I work as an outsourced IT contractor in the Atlanta area, and a large number of my clients are hospitals, clinics, doctors' offices, and so forth. The main reasons I see for them not wanting to adopt increased IT infrastructure to enhance record-keeping abilities are:
1) Budget. Health care has been one of the most resilient industries in the current recession, but no one can afford to not watch their spending these days.
2) Reliability. It doesn't work 100% of the time. It might, if you added enough redundancy, but then you're running into problem 1) again.
3) Politics. I don't know of a single hospital that doesn't have serious political infighting.
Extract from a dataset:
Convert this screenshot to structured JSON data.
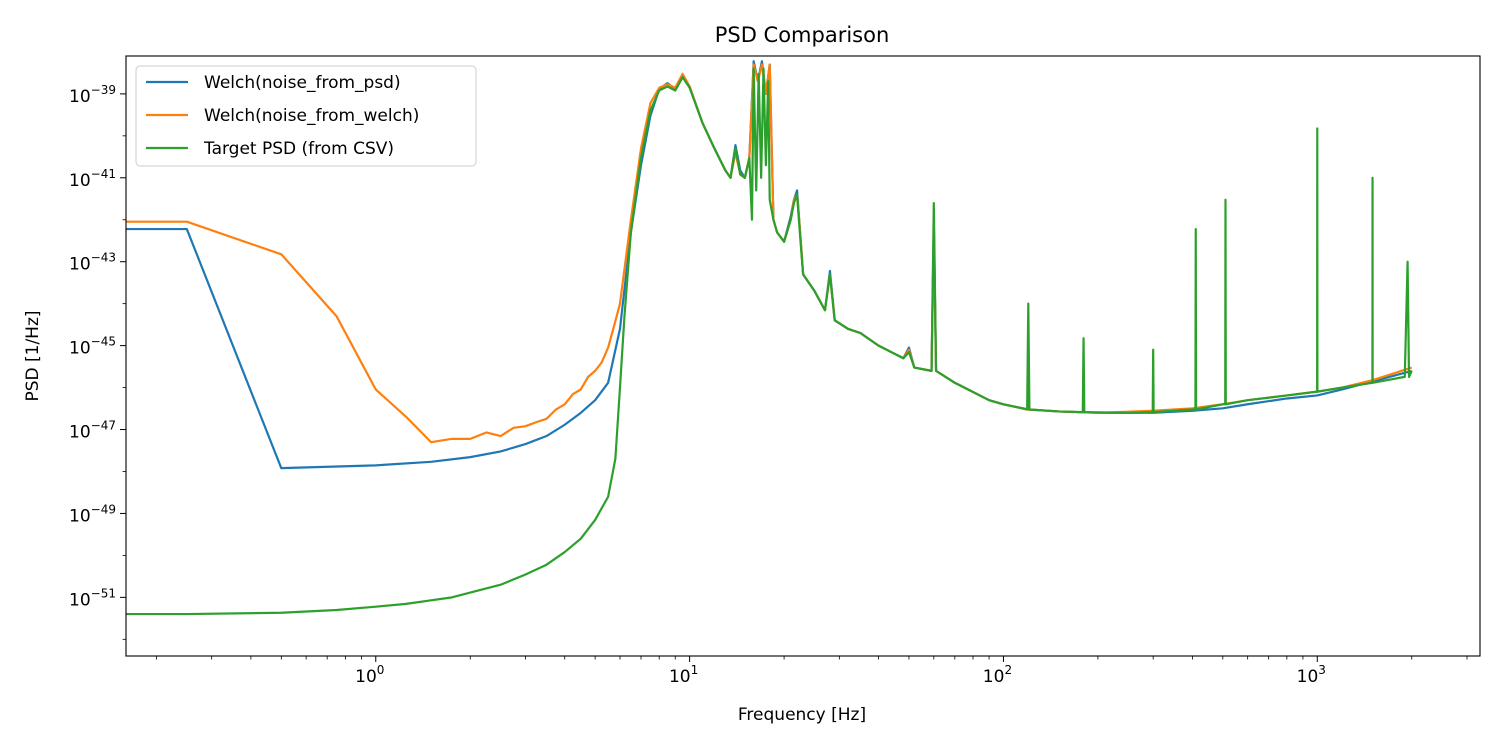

This bleeds over into the budget issue again...who gets how much of the budget for what projects, who gets what access levels within the system, and so forth. IT tends to be looked on as an unwelcome but necessary expense, kind of like the power bill. If there isn't an obvious fire or immediate pressing need, getting funds for improving performance or reliability is very difficult. And if there *IS* an obvious fire or immediate pressing need, they're upset that you hadn't already prevented the problem with the budget you've had thus far. It's a catch 22.
I see these as being problems with getting all sorts of industries to incorporate better IT... the medical field is just a big obvious one right now with all the efforts to improve compliance with standards, and the efforts to control the rising costs. The answer I wish I could give to ALL of them is simply: "shit breaks. pay the cost of having it break less, or deal with it breaking. but it will always break. having a plan B is always going to be a good idea."